Le mille bolle che minano il risparmio Ora si trema per le criptovalute

Ci sono bolle che scoppiano, bolle che non scoppiano, bolle che si sgonfiano e bolle che continuano a vagare più o meno tranquillamente per i mercati. Dalla bolla dei bulbi di tulipani del seicento (scoppiata fragorosamente e rovinosamente) a quella di Ftx, una delle più famose piattaforme di scambio di criptovalute (32 miliardi liquefatti), la storia economica e finanziaria è costellata da una serie infinita di quelli che potremmo definire ascessi di mercato.
Il risparmiatore prudente dovrebbe evitare come la peste questi rigonfiamenti di quotazioni per strumenti il cui valore reale, o almeno verosimile, dovrebbe essere molto inferiore di quello che, come un ascesso improvviso, si gonfia e finisce a drogare listini e aspettative. Facile a dirsi, molto più complicato a farsi. Primo, perché riconoscere di essere di fronte a una bolla finanziaria pronta a scoppiare e a fare “vittime” è molto difficile; secondo, perché fino al momento dello scoppio i solutori più che abili di questi enigmi riescono a speculare e a portare a casa guadagni pazzeschi che fanno gola anche a chi più che abile non è; terzo, perché qualche volta (raramente, ma succede) quella che uno pensa sia una bolla in realtà è davvero una grande occasione di investimento. Nessuno ha la bussola tarata al punto giusto. Come sempre, se uno decide di muoversi in questi mari in tempesta deve avere la consapevolezza delle ondate, a favore o contro, che può incontrare durante la navigazione.

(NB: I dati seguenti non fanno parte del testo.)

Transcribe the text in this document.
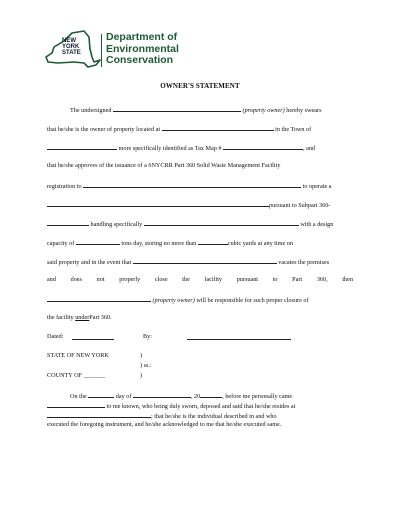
NEW
YORK
STATE
Department of
Environmental
Conservation
OWNER'S STATEMENT
The undersigned	(property owner) hereby swears
that he/she is the owner of property located at	in the Town of
more specifically identified as Tax Map #	, and
that he/she approves of the issuance of a 6NYCRR Part 360 Solid Waste Management Facility
registration to	to operate a
pursuant to Subpart 360-
handling specifically	with a design
capacity of	tons day, storing no more than	cubic yards at any time on
said property and in the event that	vacates the premises
and does not properly close the facility pursuant to Part 360, then
(property owner) will be responsible for such proper closure of
the facility underPart 360.
Dated:	By:
STATE OF NEW YORK	)
) ss.:
COUNTY OF _______	)
On the	day of	, 20	, before me personally came
to me known, who being duly sworn, deposed and said that he/she resides at
; that he/she is the individual described in and who
executed the foregoing instrument, and he/she acknowledged to me that he/she executed same.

Le imprese tecnologiche che adesso tutti veneriamo e che sono state partorite, come gran parte della rivoluzione digitale, dall’altra parte dell’Atlantico, potevano essere scambiate per bolle ma hanno finito col cambiare il mondo. Amazon, Apple, Facebook, Google, Microsoft sono paragonabili, come effetto, alla rivoluzione industriale esplosa (non come una bolla) tra il 700 e l’800. Ad un certo punto le quotazioni di questi giganti tecnologici parevano eccessivamente elevate se paragonate alle società dell’economia “tradizionale”. Secondo il ragionamento fatto prima, il risparmiatore prudente avrebbe fatto bene a starci lontano, nel timore di dover raccogliere i cocci dopo l’esplosione. In realtà l’esplosione c’è stata, ma in senso inverso: queste società, e diverse altre, hanno rivoluzionato il nostro modo di vivere e, di conseguenza, hanno moltiplicato il proprio valore. È anche vero che nello stesso settore, quello che un tempo chiamavamo della net economy, ci sono state migliaia di fallimenti che hanno bruciato miliardi di capitale. 
Il botto di Ftx adesso ha inferto un colpo potente al settore delle criptovalute. Sistema rivoluzionario di pagamenti o truffa colossale fuori controllo? Probabilmente la verità sta nel mezzo, ma è chiaro che l’opacità di questo mondo di difficile comprensione dovrebbe far drizzare le antenne a coloro che volessero azzardare un investimento con l’obiettivo di percepire potenziali rendimenti favolosi ma col rischio di vedere crollare tutto come un castello di carte. Il governatore della Banca d’Italia, Ignazio Visco, è stato lapidario: «Il bitcoin è una scommessa senza alcun valore intrinseco e chi vuole giocare alle scommesse lo deve fare con attenzione. Possiamo proibire le scommesse, se il Parlamento vuol farlo lo faccia, se invece c’è piacere per il gioco, si giochi ma stiamo attenti». Fate voi.